Pourquoi devons-nous tous avoir un accès équitable aux soins de santé? Les réponses varient. Peut-être que c'est simplement un droit, d'avoir accès aux moyens de la médecine quand on est malade et qu'on en a besoin. Peut-être sommes-nous simplement des gens bien, ou alors nous reconnaissons les déclarations de l'OMS, et les textes de droit international qui semblent bel et bien garantir une forme de droit à la santé. Peut-être, si nous voulons être plus précis, qu'en fait le droit d'accès aux soins de santé est ancré dans une idée politique plus large. Nous reconnaissons dans nos sociétés l'importance de l'égalité d'opportunité. Chacun doit avoir accès à un éventail suffisant de futurs ouverts. Les métiers, les positions sociales, doivent être ouvertes au mérite. Chacun doit pouvoir faire des choix, s'investir, et avoir sa chance. Or justement, la maladie, ça ferme des portes. Si nous pensons que chacun doit avoir accès à des futurs ouverts, alors nous devons faire ce que nous pouvons pour écarter la maladie des malades: donner accès à la médecine. Ainsi argumentait le philosophe américain Norman Daniels dans les années 80. Finalement, avoir une assurance c'est prudent. Les coûts de notre santé individuelle, on ne sait pas les prévoir. Si on se met tous ensemble, en revanche, là on peut prévoir les coûts et les partager.
En Suisse, l'accès aux soins, on a. C'est donc que l'on accepte ces arguments. Il y a cependant deux hics. Le premier c'est que les coûts-patients sont assez élevés pour annuler l'accès aux soins pour une partie de la population. Pas un détail, ça. Le deuxième hic, c'est les soins dentaires. Pas couverts. L'accès à la médecine, on y croit, mais apparemment l'accès à la médecine dentaire on n'y croit pas.
Pourquoi? En fait, la vraie raison est probablement très pragmatique. Être couvert par l'assurance maladie, ça veut aussi dire subir un droit de regard. Pas dit que nos collègues dentistes aient voulu de cela à l'heure où nos collègues médecins l'ont accepté.

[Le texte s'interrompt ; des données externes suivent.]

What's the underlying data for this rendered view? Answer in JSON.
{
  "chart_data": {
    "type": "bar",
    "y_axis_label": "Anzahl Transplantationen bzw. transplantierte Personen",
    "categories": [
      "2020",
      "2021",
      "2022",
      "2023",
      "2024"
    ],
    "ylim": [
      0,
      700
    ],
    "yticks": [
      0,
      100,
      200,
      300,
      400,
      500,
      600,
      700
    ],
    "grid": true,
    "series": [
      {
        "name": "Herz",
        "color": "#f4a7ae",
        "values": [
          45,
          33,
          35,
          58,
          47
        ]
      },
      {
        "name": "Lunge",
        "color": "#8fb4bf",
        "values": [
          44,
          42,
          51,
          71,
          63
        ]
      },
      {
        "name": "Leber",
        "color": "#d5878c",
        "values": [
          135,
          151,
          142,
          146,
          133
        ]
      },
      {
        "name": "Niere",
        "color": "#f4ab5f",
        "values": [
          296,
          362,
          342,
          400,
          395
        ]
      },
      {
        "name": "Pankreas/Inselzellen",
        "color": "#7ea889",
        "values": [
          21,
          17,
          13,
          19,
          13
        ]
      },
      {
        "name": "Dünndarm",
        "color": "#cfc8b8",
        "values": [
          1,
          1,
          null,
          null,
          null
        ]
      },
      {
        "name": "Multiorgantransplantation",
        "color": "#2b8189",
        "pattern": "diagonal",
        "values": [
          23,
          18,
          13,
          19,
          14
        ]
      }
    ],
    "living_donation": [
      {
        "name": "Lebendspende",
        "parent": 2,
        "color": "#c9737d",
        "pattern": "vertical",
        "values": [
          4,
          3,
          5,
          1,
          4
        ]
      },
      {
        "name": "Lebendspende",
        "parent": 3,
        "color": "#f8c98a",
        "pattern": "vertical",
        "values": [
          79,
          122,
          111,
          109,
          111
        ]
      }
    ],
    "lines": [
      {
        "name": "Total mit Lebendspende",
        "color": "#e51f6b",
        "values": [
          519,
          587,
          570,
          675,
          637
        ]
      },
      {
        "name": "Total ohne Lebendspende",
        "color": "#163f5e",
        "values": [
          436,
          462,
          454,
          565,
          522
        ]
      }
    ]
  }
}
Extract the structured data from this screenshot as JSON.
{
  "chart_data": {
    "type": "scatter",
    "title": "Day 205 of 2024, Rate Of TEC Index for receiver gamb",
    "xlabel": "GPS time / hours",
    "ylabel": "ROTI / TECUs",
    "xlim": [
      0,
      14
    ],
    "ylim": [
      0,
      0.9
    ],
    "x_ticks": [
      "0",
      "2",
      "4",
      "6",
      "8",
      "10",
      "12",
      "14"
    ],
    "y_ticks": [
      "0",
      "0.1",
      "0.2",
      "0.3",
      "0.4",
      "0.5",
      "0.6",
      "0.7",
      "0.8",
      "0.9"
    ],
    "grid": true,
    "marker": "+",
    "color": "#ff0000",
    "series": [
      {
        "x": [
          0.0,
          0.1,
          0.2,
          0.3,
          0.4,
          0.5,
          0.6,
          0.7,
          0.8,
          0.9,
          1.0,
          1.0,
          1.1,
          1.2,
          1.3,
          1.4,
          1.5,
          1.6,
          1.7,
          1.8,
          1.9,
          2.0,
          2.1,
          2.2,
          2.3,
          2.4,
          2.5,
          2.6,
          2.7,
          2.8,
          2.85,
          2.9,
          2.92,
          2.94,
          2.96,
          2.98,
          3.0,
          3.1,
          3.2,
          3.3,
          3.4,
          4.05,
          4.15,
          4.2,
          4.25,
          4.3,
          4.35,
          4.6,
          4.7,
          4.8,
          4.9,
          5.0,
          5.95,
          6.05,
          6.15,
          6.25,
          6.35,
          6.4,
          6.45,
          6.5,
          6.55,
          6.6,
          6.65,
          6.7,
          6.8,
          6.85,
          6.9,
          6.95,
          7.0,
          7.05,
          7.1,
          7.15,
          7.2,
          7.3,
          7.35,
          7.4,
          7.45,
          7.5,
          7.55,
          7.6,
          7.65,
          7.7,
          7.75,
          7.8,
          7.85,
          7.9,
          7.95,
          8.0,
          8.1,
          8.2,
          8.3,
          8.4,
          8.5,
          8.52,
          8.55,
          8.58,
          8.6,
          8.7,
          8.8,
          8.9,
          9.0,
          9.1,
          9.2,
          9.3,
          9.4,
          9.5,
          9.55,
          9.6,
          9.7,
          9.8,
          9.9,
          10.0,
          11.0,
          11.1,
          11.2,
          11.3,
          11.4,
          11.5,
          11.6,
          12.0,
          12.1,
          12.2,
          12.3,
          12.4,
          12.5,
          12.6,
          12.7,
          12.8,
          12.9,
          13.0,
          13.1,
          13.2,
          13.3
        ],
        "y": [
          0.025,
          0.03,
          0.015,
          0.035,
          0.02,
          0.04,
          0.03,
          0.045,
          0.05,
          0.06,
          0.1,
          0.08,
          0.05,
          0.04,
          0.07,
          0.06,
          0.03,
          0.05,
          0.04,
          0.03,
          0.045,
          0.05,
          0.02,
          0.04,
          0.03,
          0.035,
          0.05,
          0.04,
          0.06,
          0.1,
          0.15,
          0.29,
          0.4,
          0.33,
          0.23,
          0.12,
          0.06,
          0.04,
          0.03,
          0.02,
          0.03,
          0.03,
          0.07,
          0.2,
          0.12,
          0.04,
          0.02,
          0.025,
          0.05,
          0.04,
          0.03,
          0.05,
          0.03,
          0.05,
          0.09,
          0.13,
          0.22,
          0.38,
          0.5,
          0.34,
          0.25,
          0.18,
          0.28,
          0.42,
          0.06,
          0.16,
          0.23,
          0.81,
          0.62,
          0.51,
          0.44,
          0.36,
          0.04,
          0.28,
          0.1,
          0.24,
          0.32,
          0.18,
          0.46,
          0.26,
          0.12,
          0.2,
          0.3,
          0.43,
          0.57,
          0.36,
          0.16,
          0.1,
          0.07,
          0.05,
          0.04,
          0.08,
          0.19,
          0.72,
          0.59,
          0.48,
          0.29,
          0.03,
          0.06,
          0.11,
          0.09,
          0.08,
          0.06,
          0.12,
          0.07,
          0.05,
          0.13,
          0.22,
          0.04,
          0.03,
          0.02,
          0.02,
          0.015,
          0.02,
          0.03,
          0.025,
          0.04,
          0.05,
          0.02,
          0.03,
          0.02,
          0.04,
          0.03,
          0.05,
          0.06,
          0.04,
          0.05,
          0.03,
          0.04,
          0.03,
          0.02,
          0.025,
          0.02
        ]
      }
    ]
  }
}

Si on examine les arguments pour l'accès aux soins tout court, cela dit, eh bien ils marchent aussi pour les soins dentaires. Avoir de mauvaises dents, pour commencer, c'est mauvais pour la santé du corps entier. Ensuite, avoir des dents laides ou manquantes, ça aussi ça ferme des portes. Si cela arrive quand on est jeune et qu'on cherche son premier emploi, la bifurcation qui sera prise peut affecter ensuite le reste de l'existence. Bon, il y a quand même une raison de ne pas couvrir les soins dentaires me direz-vous peut-être: la prévention fonctionne et il suffit de bien se soigner les dents! Sauf que...la prévention passe elle aussi par la case du dentiste. Sans moyens suffisants, pas de contrôle et pas de détartrage, pas de prévention véritablement efficace donc.
Vu comme ça, la proposition vaudoise de payer une partie des frais dentaires en taxant les sodas, c'est vraiment une excellente idée. Si en plus un des résultats était de faire baisser la consommation de sodas, pour la santé ce serait évidemment très bien aussi. Et comme le projet prévoit une taxe à la consommation, elle pèserait plus lourd sur les petits budgets. Horreur, me direz-vous! Sauf qu'il s'agit d'un produit clairement nocif et dont la consommation est entièrement facultative. Un effet plus lourd sur les personnes de revenu modeste aurait pour effet une protection plus grande de leur santé par rapport aux autres groupes sociaux. Paternaliste? Peut-être. Mais si c'est si terrible de vouloir orienter les choix des personnes à coup de moyens financiers, vous me rappelez pourquoi on tient tellement à ce que les coûts patients soient aussi élevés dans notre système de santé?